Blended finance is often celebrated as the solution. This means that public money is used to leverage private capital for infrastructure. But water systems are not toll roads. When returns become the metric of success, services shift toward those who can pay. Without explicit redistribution, blended finance risks becoming a public subsidy for private investors.
In fragile contexts, the weaknesses of popular financing tools become stark. Blended finance retreats from risk. Private investors avoid areas where conflict undermines revenue certainty. As a result, blended finance often concentrates in relatively stable urban centres, bypassing conflict-affected communities, precisely where public investment is most needed.
The poorest women, those in informal settlements, conflict settings, or rural areas, are deemed non-bankable. Their needs are sidelined because they do not generate predictable revenue streams.
Similarly, results-based financing sounds efficient by encouraging paying for outputs and rewarding performance.
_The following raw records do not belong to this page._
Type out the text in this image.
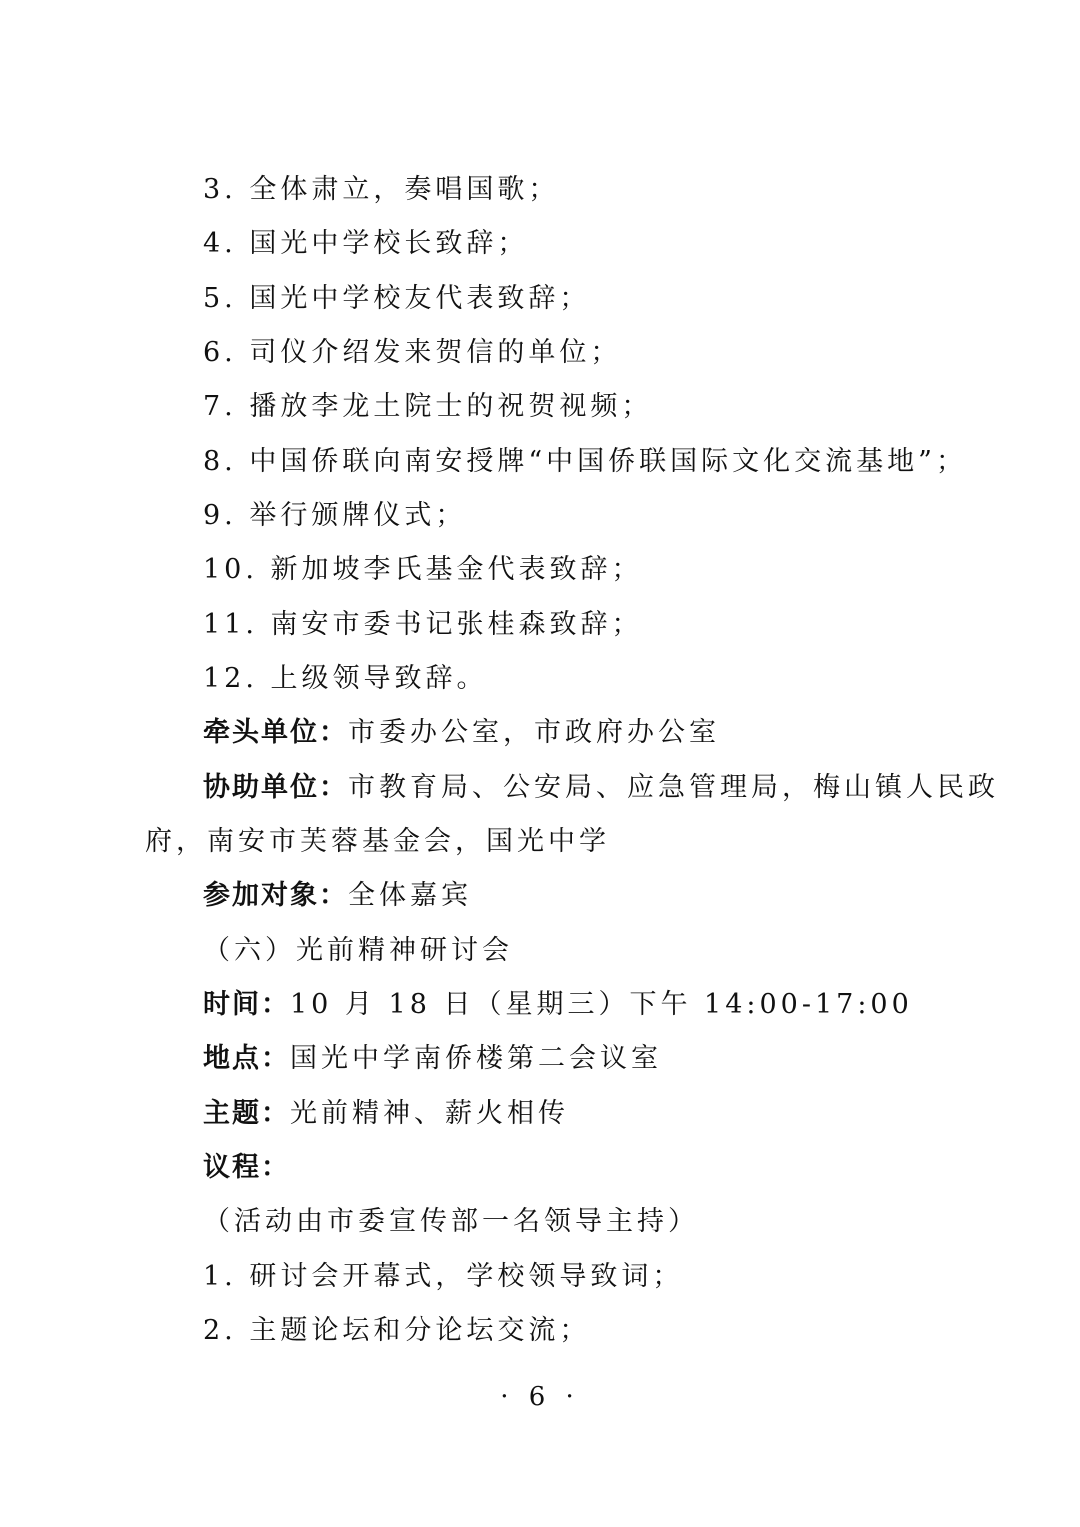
3. 全体肃立，奏唱国歌；
4. 国光中学校长致辞；
5. 国光中学校友代表致辞；
6. 司仪介绍发来贺信的单位；
7. 播放李龙土院士的祝贺视频；
8. 中国侨联向南安授牌“中国侨联国际文化交流基地”；
9. 举行颁牌仪式；
10. 新加坡李氏基金代表致辞；
11. 南安市委书记张桂森致辞；
12. 上级领导致辞。
牵头单位：市委办公室，市政府办公室
协助单位：市教育局、公安局、应急管理局，梅山镇人民政
府，南安市芙蓉基金会，国光中学
参加对象：全体嘉宾
（六）光前精神研讨会
时间：10 月 18 日（星期三）下午 14:00-17:00
地点：国光中学南侨楼第二会议室
主题：光前精神、薪火相传
议程：
（活动由市委宣传部一名领导主持）
1. 研讨会开幕式，学校领导致词；
2. 主题论坛和分论坛交流；
· 6 ·
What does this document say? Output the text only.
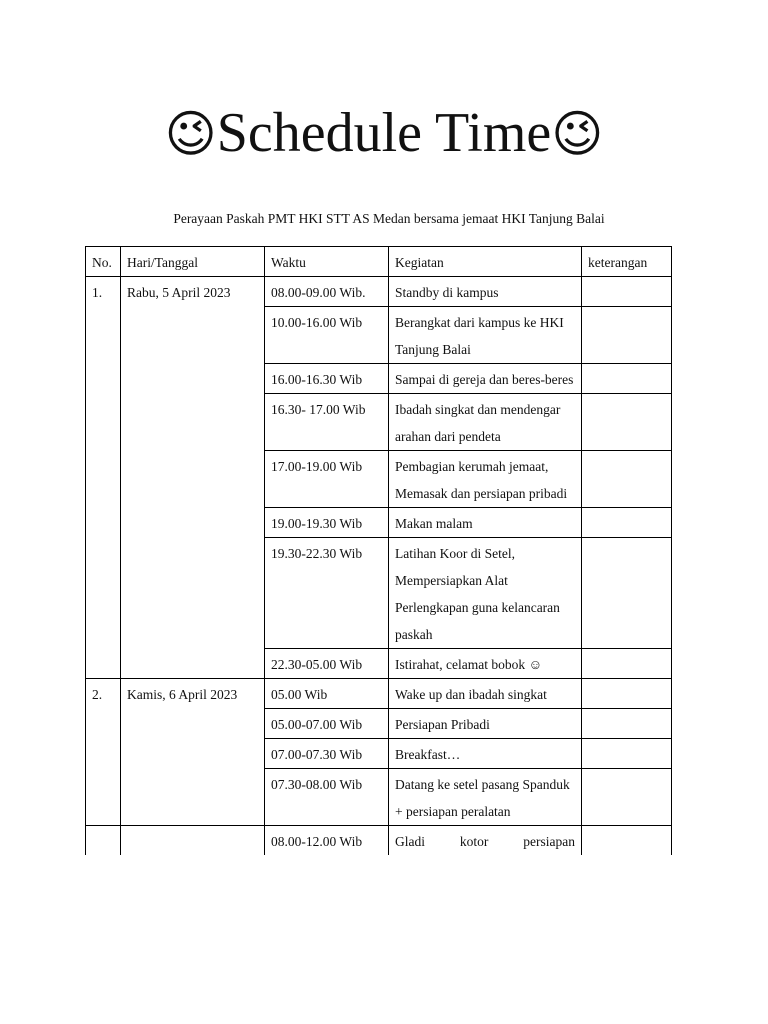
😉Schedule Time😉
Perayaan Paskah PMT HKI STT AS Medan bersama jemaat HKI Tanjung Balai
No.	Hari/Tanggal	Waktu	Kegiatan	keterangan
1.	Rabu, 5 April 2023	08.00-09.00 Wib.	Standby di kampus	
		10.00-16.00 Wib	Berangkat dari kampus ke HKI Tanjung Balai	
		16.00-16.30 Wib	Sampai di gereja dan beres-beres	
		16.30- 17.00 Wib	Ibadah singkat dan mendengar arahan dari pendeta	
		17.00-19.00 Wib	Pembagian kerumah jemaat, Memasak dan persiapan pribadi	
		19.00-19.30 Wib	Makan malam	
		19.30-22.30 Wib	Latihan Koor di Setel, Mempersiapkan Alat Perlengkapan guna kelancaran paskah	
		22.30-05.00 Wib	Istirahat, celamat bobok ☺	
2.	Kamis, 6 April 2023	05.00 Wib	Wake up dan ibadah singkat	
		05.00-07.00 Wib	Persiapan Pribadi	
		07.00-07.30 Wib	Breakfast…	
		07.30-08.00 Wib	Datang ke setel pasang Spanduk + persiapan peralatan	
		08.00-12.00 Wib	Gladi kotor persiapan	
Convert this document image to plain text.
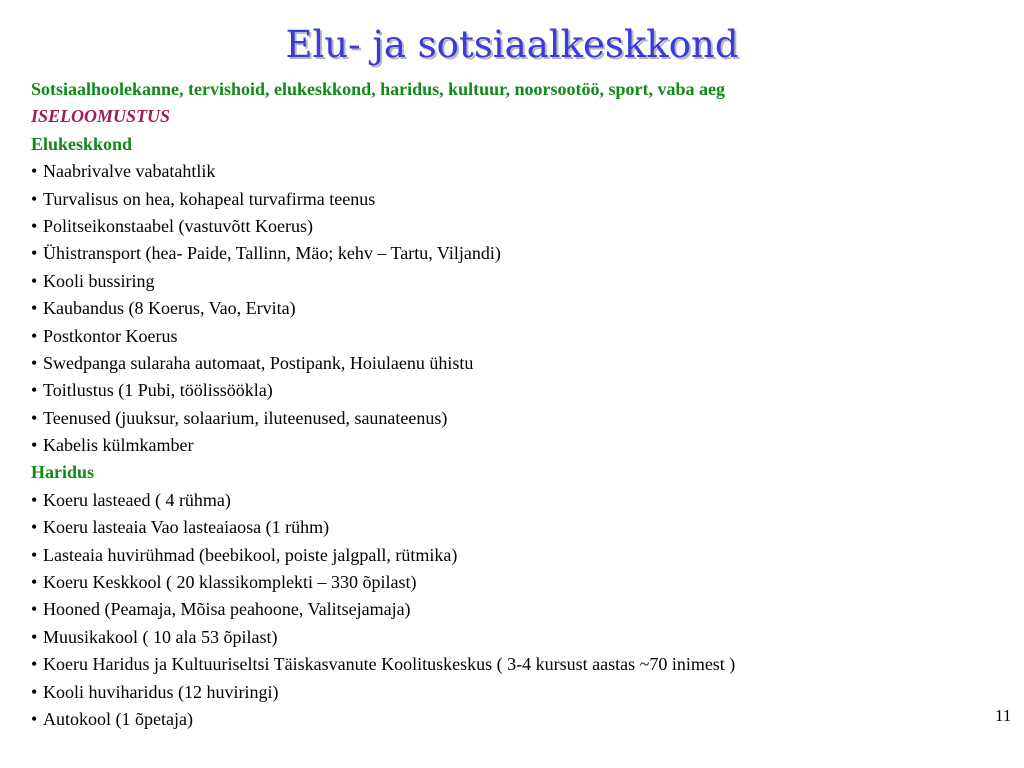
Elu- ja sotsiaalkeskkond
Sotsiaalhoolekanne, tervishoid, elukeskkond, haridus, kultuur, noorsootöö, sport, vaba aeg
ISELOOMUSTUS
Elukeskkond
• Naabrivalve vabatahtlik
• Turvalisus on hea, kohapeal turvafirma teenus
• Politseikonstaabel (vastuvõtt Koerus)
• Ühistransport (hea- Paide, Tallinn, Mäo; kehv – Tartu, Viljandi)
• Kooli bussiring
• Kaubandus (8 Koerus, Vao, Ervita)
• Postkontor Koerus
• Swedpanga sularaha automaat, Postipank, Hoiulaenu ühistu
• Toitlustus (1 Pubi, töölissöökla)
• Teenused (juuksur, solaarium, iluteenused, saunateenus)
• Kabelis külmkamber
Haridus
• Koeru lasteaed ( 4 rühma)
• Koeru lasteaia Vao lasteaiaosa (1 rühm)
• Lasteaia huvirühmad (beebikool, poiste jalgpall, rütmika)
• Koeru Keskkool ( 20 klassikomplekti – 330 õpilast)
• Hooned (Peamaja, Mõisa peahoone, Valitsejamaja)
• Muusikakool ( 10 ala 53 õpilast)
• Koeru Haridus ja Kultuuriseltsi Täiskasvanute Koolituskeskus ( 3-4 kursust aastas ~70 inimest )
• Kooli huviharidus (12 huviringi)
• Autokool (1 õpetaja)	11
But whose results count? Boreholes drilled? Connections made? Rarely do these indicators measure time saved for women, safety from harassment, or functionality five years after ribbon-cutting ceremonies. We are measuring pipes. We are not measuring justice. Verification systems depend on stability. In conflict zones, displacement and insecurity make monitoring difficult.
The conversation we avoid is redistribution. If water and sanitation are foundational to health, education, and economic participation, then financing them is not charity, it is a question of fiscal justice. This means putting WASH squarely in national budgets, not off-budget donor projects; involving ministries of finance as central partners, not bystanders; protecting domestic fiscal space from debt and austerity pressures that squeeze social infrastructure and funding feminist organisations to shape, monitor, and contest WASH spending.
As the African Union has designated 2026 as the year of assuring sustainable water availability and safe sanitation systems to achieve the goals of Agenda 2063, we must rethink how change is resourced. It demands
Long-term, flexible funding for women’s movements, not just for service delivery, but for governance and oversight.
Pooled funds governed transparently, with seats for civil society and feminist actors
Accountability that flows downward to communities, not only upward to donors.
Indicators defined by lived experience: dignity, safety, time, sustainability.
Imagine if water budgeting were debated as fiercely as national security. Imagine if women’s collectives had formal authority over local water planning. Imagine if debt negotiations explicitly protected social infrastructure spending. Imagine if maintenance, not ribbon cutting, was politically rewarded.
Africa does not lack partnerships. It lacks partnerships brave enough to shift power. It does not lack innovation. It lacks redistribution.Water is not neutral. It is political. And until financing reflects that reality, universal access will remain a promise deferred.